Example: Specify arguments of user-provided function using function WithArgs

>>> import simuPOP as sim
>>> import random
>>> pop = sim.Population(1000, loci=1, infoFields=('x', 'y'))
>>> sim.initInfo(pop, lambda:random.randint(0,1), infoFields=('x', 'y'))
>>> sim.initGenotype(pop, freq=[0.3, 0.7])
>>>
>>> # a penetrance function that depends on unknown information fields
>>> def func(*fields):
...     return 0.4*sum(fields)
...
>>> # function WithArgs tells PyPenetrance that func accepts fields x, y so that
>>> # it will pass values at fields x and y to func.
>>> sim.pyPenetrance(pop, loci=0, func=sim.WithArgs(func, pop.infoFields()))
>>> sim.stat(pop, numOfAffected=True)
>>> print(pop.dvars().numOfAffected)
414

Download WithArgs.py

Exception handling *

As shown in Examples lst_Use_of_standard_module and lst_Use_of_optimized_module, optimized modules raise less exceptions than standard modules. More specifically, the standard modules check for invalid inputs frequently and raise exceptions (e.g. out of bound loci indexes). In constrast, the optimized modules only raise exceptions where proper values could not be pre-determined (e.g. looking for an individual in a population with an ID). Only exceptions that are raised in both types of modules are documented in the simuPOP reference manual.

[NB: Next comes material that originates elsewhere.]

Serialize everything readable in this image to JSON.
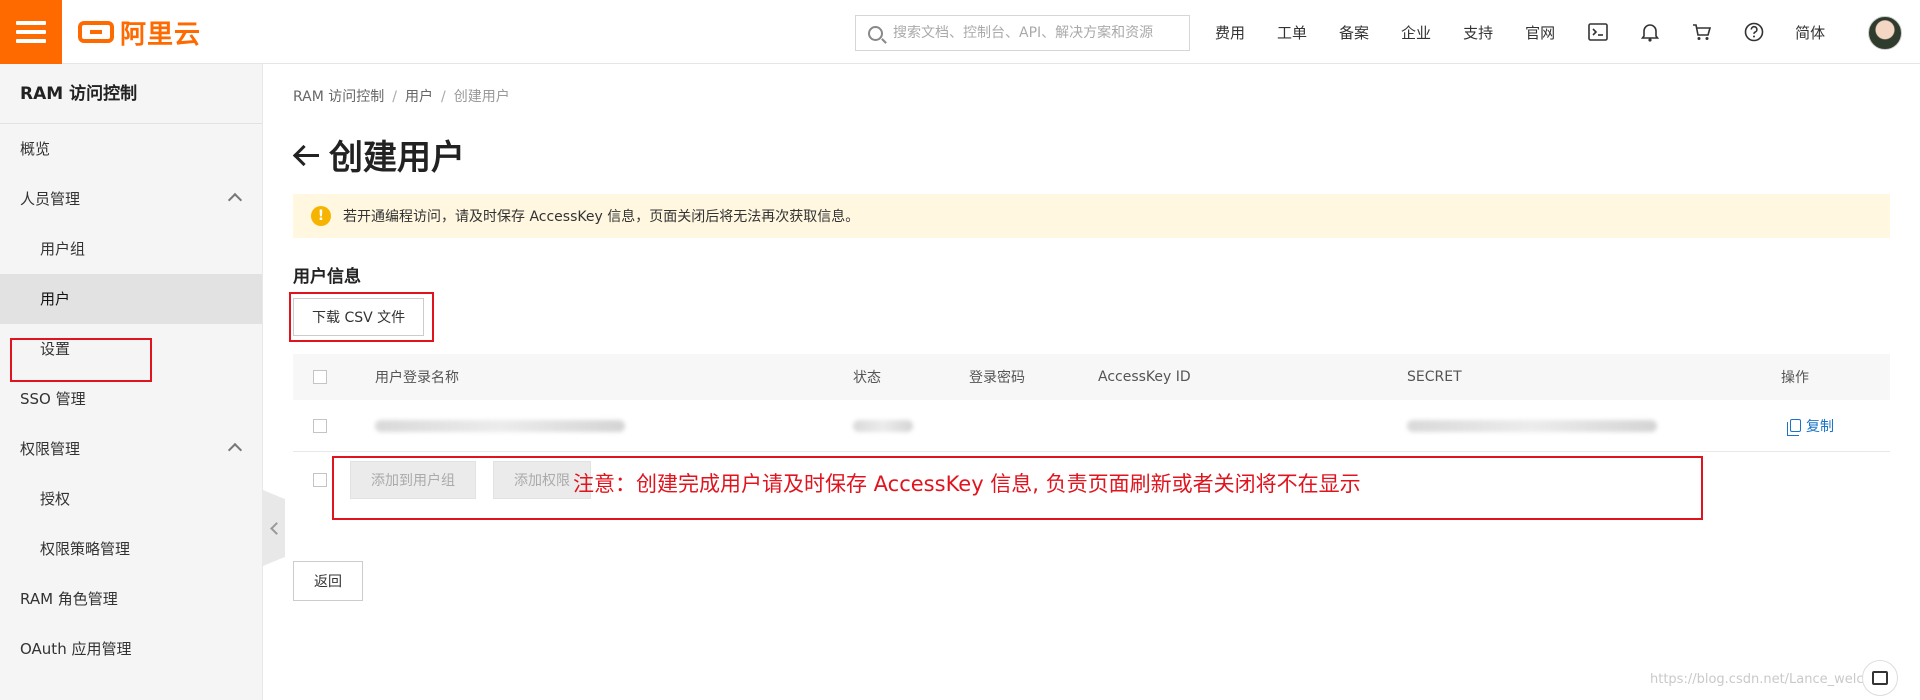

Generally speaking, you should avoid using exceptions to direct the logic of your script (e.g. use a try ... except ... statement around a function to find a valid input value). Because the optimized modules might not raise these exceptions, such a script may crash or yield invalid results when an optimized module is used. If you have to use such a structure, please check the reference manual and see whether or not an exception will be raised in optimized modules.